Someone that was not heroic, not brave, not right.

Someone she never wished to belong to.

She felt her skin spreading, breaking, inflaming in an agony that did not make way outside her throat. Ginny ran to the bathroom to find the most terrifying mark: spreading from her neck to her belly, splitting her body in two, crossing under her breasts and reaching her shoulder blades. No one could survive such injure, not when it was more than an echo.

But Harry was fine – terrified, pale, but fine. There were no marks in his body, only in his eyes, as he confided in them what he had done and destroyed the hopes of her life.

Because these scars – those awful, deep, terrifying scares had belonged to Draco Malfoy – and part of Ginny's soul was his too. These scars, these marks, these lines spoke of a man that had sold himself to Voldemort; and that was her fault too: how could he resist it, when she had opened his own soul to him years ago? When he had yelled at all the mudbloods and blood traitors that it was their time next, it had been her own words in his mouth, through the dark damming command of Tom.

Now Draco Malfoy had given himself up to the Dark Lord, just as she had before, and there was nothing she could do, not even cry. She did not know him, but she had always loved him – parts of him, parts of her, completely intertwined – and for the first time she thought of those other stories, the stories of people torn apart when their hearts and souls were pulled to a different side than that of their actions. The war was turning the world apart, and soon, it would do the same to her heart – and his too, no doubt.
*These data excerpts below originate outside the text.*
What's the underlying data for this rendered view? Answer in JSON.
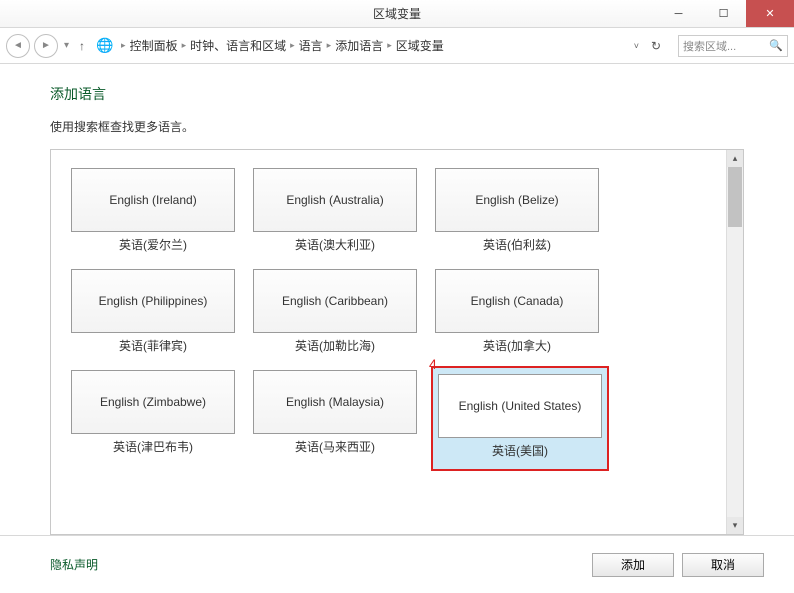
{
  "window": {
    "title": "区域变量"
  },
  "nav": {
    "crumbs": [
      "控制面板",
      "时钟、语言和区域",
      "语言",
      "添加语言",
      "区域变量"
    ],
    "search_placeholder": "搜索区域..."
  },
  "page": {
    "title": "添加语言",
    "subtitle": "使用搜索框查找更多语言。",
    "annotation": "4"
  },
  "tiles": [
    {
      "en": "English (Ireland)",
      "zh": "英语(爱尔兰)",
      "selected": false
    },
    {
      "en": "English (Australia)",
      "zh": "英语(澳大利亚)",
      "selected": false
    },
    {
      "en": "English (Belize)",
      "zh": "英语(伯利兹)",
      "selected": false
    },
    {
      "en": "English (Philippines)",
      "zh": "英语(菲律宾)",
      "selected": false
    },
    {
      "en": "English (Caribbean)",
      "zh": "英语(加勒比海)",
      "selected": false
    },
    {
      "en": "English (Canada)",
      "zh": "英语(加拿大)",
      "selected": false
    },
    {
      "en": "English (Zimbabwe)",
      "zh": "英语(津巴布韦)",
      "selected": false
    },
    {
      "en": "English (Malaysia)",
      "zh": "英语(马来西亚)",
      "selected": false
    },
    {
      "en": "English (United States)",
      "zh": "英语(美国)",
      "selected": true
    }
  ],
  "footer": {
    "privacy": "隐私声明",
    "add": "添加",
    "cancel": "取消"
  }
}
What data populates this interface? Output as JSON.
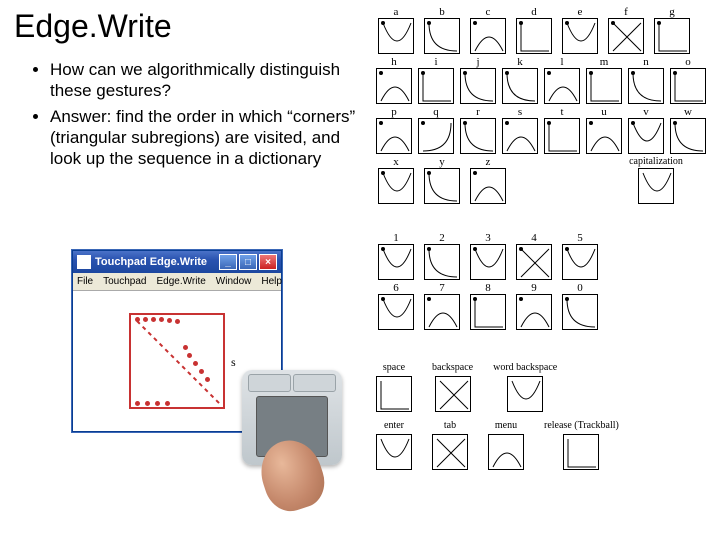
{
  "title": "Edge.Write",
  "bullets": [
    "How can we algorithmically distinguish these gestures?",
    "Answer: find the order in which “corners” (triangular subregions) are visited, and look up the sequence in a dictionary"
  ],
  "window": {
    "title": "Touchpad Edge.Write",
    "menus": [
      "File",
      "Touchpad",
      "Edge.Write",
      "Window",
      "Help"
    ],
    "gesture_letter": "s",
    "btn_min": "_",
    "btn_max": "□",
    "btn_close": "×"
  },
  "glyph_rows": [
    [
      "a",
      "b",
      "c",
      "d",
      "e",
      "f",
      "g"
    ],
    [
      "h",
      "i",
      "j",
      "k",
      "l",
      "m",
      "n",
      "o"
    ],
    [
      "p",
      "q",
      "r",
      "s",
      "t",
      "u",
      "v",
      "w"
    ],
    [
      "x",
      "y",
      "z",
      "",
      "",
      "capitalization"
    ]
  ],
  "digit_rows": [
    [
      "1",
      "2",
      "3",
      "4",
      "5"
    ],
    [
      "6",
      "7",
      "8",
      "9",
      "0"
    ]
  ],
  "cmd_row1": [
    "space",
    "backspace",
    "word backspace"
  ],
  "cmd_row2": [
    "enter",
    "tab",
    "menu",
    "release (Trackball)"
  ]
}
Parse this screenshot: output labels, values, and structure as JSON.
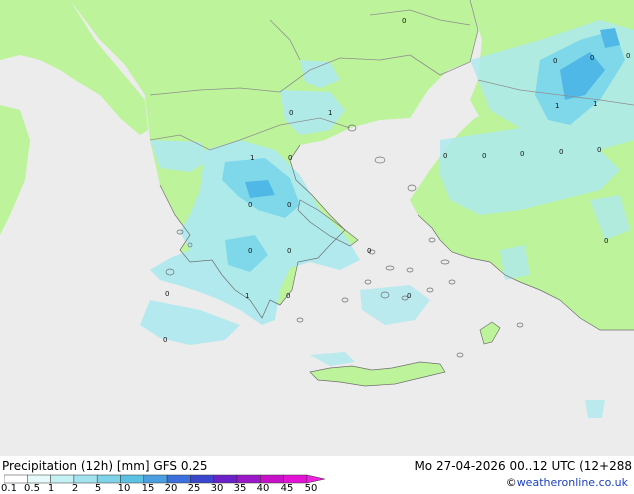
{
  "map": {
    "colors": {
      "sea": "#ececec",
      "land": "#bdf39a",
      "precip_light": "#aee9ef",
      "precip_mid": "#7fd8ea",
      "precip_heavy": "#4fb8e6",
      "border": "#8f8f8f"
    },
    "point_values": [
      "0",
      "0",
      "0",
      "0",
      "1",
      "1",
      "0",
      "1",
      "1",
      "0",
      "0",
      "0",
      "0",
      "0",
      "0",
      "0",
      "0",
      "0",
      "0",
      "0",
      "0",
      "0",
      "1",
      "0",
      "0",
      "0",
      "1",
      "0"
    ]
  },
  "footer": {
    "title": "Precipitation (12h) [mm] GFS 0.25",
    "datetime": "Mo 27-04-2026 00..12 UTC (12+288",
    "credit_prefix": "©",
    "credit_brand": "weatheronline.co.uk"
  },
  "legend": {
    "labels": [
      "0.1",
      "0.5",
      "1",
      "2",
      "5",
      "10",
      "15",
      "20",
      "25",
      "30",
      "35",
      "40",
      "45",
      "50"
    ],
    "colors": [
      "#ffffff",
      "#e6f9fb",
      "#c5f0f4",
      "#a2e3ee",
      "#7ed3e8",
      "#5cc1e2",
      "#4a9fe0",
      "#3b6fdc",
      "#3a46cc",
      "#6a22c8",
      "#9a18c8",
      "#c810c8",
      "#e412d6",
      "#f020e0"
    ]
  }
}
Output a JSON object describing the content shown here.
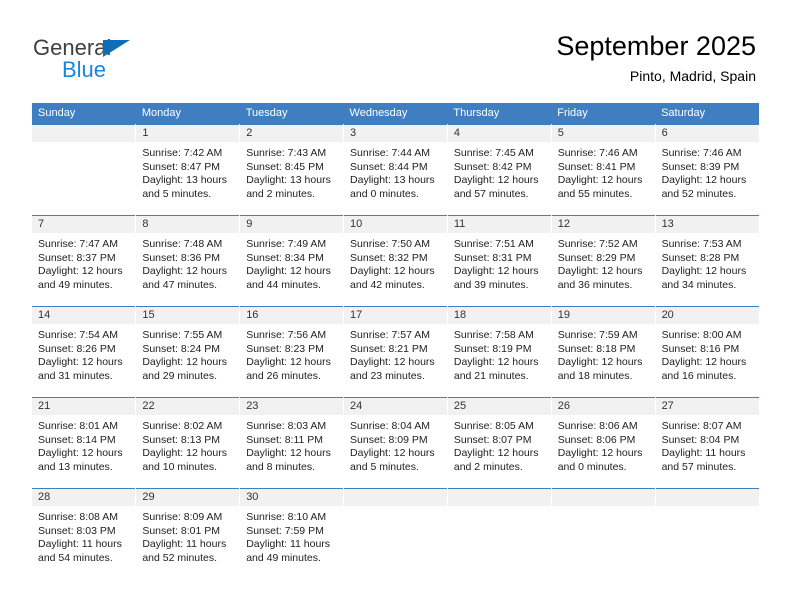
{
  "brand": {
    "name_top": "General",
    "name_bottom": "Blue",
    "accent_color": "#0f6cb6",
    "accent_color_light": "#1a87dc"
  },
  "header": {
    "title": "September 2025",
    "subtitle": "Pinto, Madrid, Spain"
  },
  "theme": {
    "header_bg": "#3f7fc1",
    "daynum_bg": "#f1f1f1"
  },
  "weekdays": [
    "Sunday",
    "Monday",
    "Tuesday",
    "Wednesday",
    "Thursday",
    "Friday",
    "Saturday"
  ],
  "weeks": [
    [
      {
        "day": "",
        "empty": true
      },
      {
        "day": "1",
        "sunrise": "Sunrise: 7:42 AM",
        "sunset": "Sunset: 8:47 PM",
        "daylight_1": "Daylight: 13 hours",
        "daylight_2": "and 5 minutes."
      },
      {
        "day": "2",
        "sunrise": "Sunrise: 7:43 AM",
        "sunset": "Sunset: 8:45 PM",
        "daylight_1": "Daylight: 13 hours",
        "daylight_2": "and 2 minutes."
      },
      {
        "day": "3",
        "sunrise": "Sunrise: 7:44 AM",
        "sunset": "Sunset: 8:44 PM",
        "daylight_1": "Daylight: 13 hours",
        "daylight_2": "and 0 minutes."
      },
      {
        "day": "4",
        "sunrise": "Sunrise: 7:45 AM",
        "sunset": "Sunset: 8:42 PM",
        "daylight_1": "Daylight: 12 hours",
        "daylight_2": "and 57 minutes."
      },
      {
        "day": "5",
        "sunrise": "Sunrise: 7:46 AM",
        "sunset": "Sunset: 8:41 PM",
        "daylight_1": "Daylight: 12 hours",
        "daylight_2": "and 55 minutes."
      },
      {
        "day": "6",
        "sunrise": "Sunrise: 7:46 AM",
        "sunset": "Sunset: 8:39 PM",
        "daylight_1": "Daylight: 12 hours",
        "daylight_2": "and 52 minutes."
      }
    ],
    [
      {
        "day": "7",
        "sunrise": "Sunrise: 7:47 AM",
        "sunset": "Sunset: 8:37 PM",
        "daylight_1": "Daylight: 12 hours",
        "daylight_2": "and 49 minutes."
      },
      {
        "day": "8",
        "sunrise": "Sunrise: 7:48 AM",
        "sunset": "Sunset: 8:36 PM",
        "daylight_1": "Daylight: 12 hours",
        "daylight_2": "and 47 minutes."
      },
      {
        "day": "9",
        "sunrise": "Sunrise: 7:49 AM",
        "sunset": "Sunset: 8:34 PM",
        "daylight_1": "Daylight: 12 hours",
        "daylight_2": "and 44 minutes."
      },
      {
        "day": "10",
        "sunrise": "Sunrise: 7:50 AM",
        "sunset": "Sunset: 8:32 PM",
        "daylight_1": "Daylight: 12 hours",
        "daylight_2": "and 42 minutes."
      },
      {
        "day": "11",
        "sunrise": "Sunrise: 7:51 AM",
        "sunset": "Sunset: 8:31 PM",
        "daylight_1": "Daylight: 12 hours",
        "daylight_2": "and 39 minutes."
      },
      {
        "day": "12",
        "sunrise": "Sunrise: 7:52 AM",
        "sunset": "Sunset: 8:29 PM",
        "daylight_1": "Daylight: 12 hours",
        "daylight_2": "and 36 minutes."
      },
      {
        "day": "13",
        "sunrise": "Sunrise: 7:53 AM",
        "sunset": "Sunset: 8:28 PM",
        "daylight_1": "Daylight: 12 hours",
        "daylight_2": "and 34 minutes."
      }
    ],
    [
      {
        "day": "14",
        "sunrise": "Sunrise: 7:54 AM",
        "sunset": "Sunset: 8:26 PM",
        "daylight_1": "Daylight: 12 hours",
        "daylight_2": "and 31 minutes."
      },
      {
        "day": "15",
        "sunrise": "Sunrise: 7:55 AM",
        "sunset": "Sunset: 8:24 PM",
        "daylight_1": "Daylight: 12 hours",
        "daylight_2": "and 29 minutes."
      },
      {
        "day": "16",
        "sunrise": "Sunrise: 7:56 AM",
        "sunset": "Sunset: 8:23 PM",
        "daylight_1": "Daylight: 12 hours",
        "daylight_2": "and 26 minutes."
      },
      {
        "day": "17",
        "sunrise": "Sunrise: 7:57 AM",
        "sunset": "Sunset: 8:21 PM",
        "daylight_1": "Daylight: 12 hours",
        "daylight_2": "and 23 minutes."
      },
      {
        "day": "18",
        "sunrise": "Sunrise: 7:58 AM",
        "sunset": "Sunset: 8:19 PM",
        "daylight_1": "Daylight: 12 hours",
        "daylight_2": "and 21 minutes."
      },
      {
        "day": "19",
        "sunrise": "Sunrise: 7:59 AM",
        "sunset": "Sunset: 8:18 PM",
        "daylight_1": "Daylight: 12 hours",
        "daylight_2": "and 18 minutes."
      },
      {
        "day": "20",
        "sunrise": "Sunrise: 8:00 AM",
        "sunset": "Sunset: 8:16 PM",
        "daylight_1": "Daylight: 12 hours",
        "daylight_2": "and 16 minutes."
      }
    ],
    [
      {
        "day": "21",
        "sunrise": "Sunrise: 8:01 AM",
        "sunset": "Sunset: 8:14 PM",
        "daylight_1": "Daylight: 12 hours",
        "daylight_2": "and 13 minutes."
      },
      {
        "day": "22",
        "sunrise": "Sunrise: 8:02 AM",
        "sunset": "Sunset: 8:13 PM",
        "daylight_1": "Daylight: 12 hours",
        "daylight_2": "and 10 minutes."
      },
      {
        "day": "23",
        "sunrise": "Sunrise: 8:03 AM",
        "sunset": "Sunset: 8:11 PM",
        "daylight_1": "Daylight: 12 hours",
        "daylight_2": "and 8 minutes."
      },
      {
        "day": "24",
        "sunrise": "Sunrise: 8:04 AM",
        "sunset": "Sunset: 8:09 PM",
        "daylight_1": "Daylight: 12 hours",
        "daylight_2": "and 5 minutes."
      },
      {
        "day": "25",
        "sunrise": "Sunrise: 8:05 AM",
        "sunset": "Sunset: 8:07 PM",
        "daylight_1": "Daylight: 12 hours",
        "daylight_2": "and 2 minutes."
      },
      {
        "day": "26",
        "sunrise": "Sunrise: 8:06 AM",
        "sunset": "Sunset: 8:06 PM",
        "daylight_1": "Daylight: 12 hours",
        "daylight_2": "and 0 minutes."
      },
      {
        "day": "27",
        "sunrise": "Sunrise: 8:07 AM",
        "sunset": "Sunset: 8:04 PM",
        "daylight_1": "Daylight: 11 hours",
        "daylight_2": "and 57 minutes."
      }
    ],
    [
      {
        "day": "28",
        "sunrise": "Sunrise: 8:08 AM",
        "sunset": "Sunset: 8:03 PM",
        "daylight_1": "Daylight: 11 hours",
        "daylight_2": "and 54 minutes."
      },
      {
        "day": "29",
        "sunrise": "Sunrise: 8:09 AM",
        "sunset": "Sunset: 8:01 PM",
        "daylight_1": "Daylight: 11 hours",
        "daylight_2": "and 52 minutes."
      },
      {
        "day": "30",
        "sunrise": "Sunrise: 8:10 AM",
        "sunset": "Sunset: 7:59 PM",
        "daylight_1": "Daylight: 11 hours",
        "daylight_2": "and 49 minutes."
      },
      {
        "day": "",
        "empty": true
      },
      {
        "day": "",
        "empty": true
      },
      {
        "day": "",
        "empty": true
      },
      {
        "day": "",
        "empty": true
      }
    ]
  ]
}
So when Harry walked inside the Common Room in the midst of the celebration, the moment of light and happiness in the middle of the darkness that her life had been since he marked her as Malfoy's and not his, she threw her arms around him and enveloped his lips with hers. She would never truly have him, she would never truly be his, but she would not surrender, she would not give up, she would remember the purity of her dreams and cling to them even as they turned to smoke, even as they faded, even as the kiss she had always wished for faded into nothing next to the memory of the desperate light in Draco's eyes.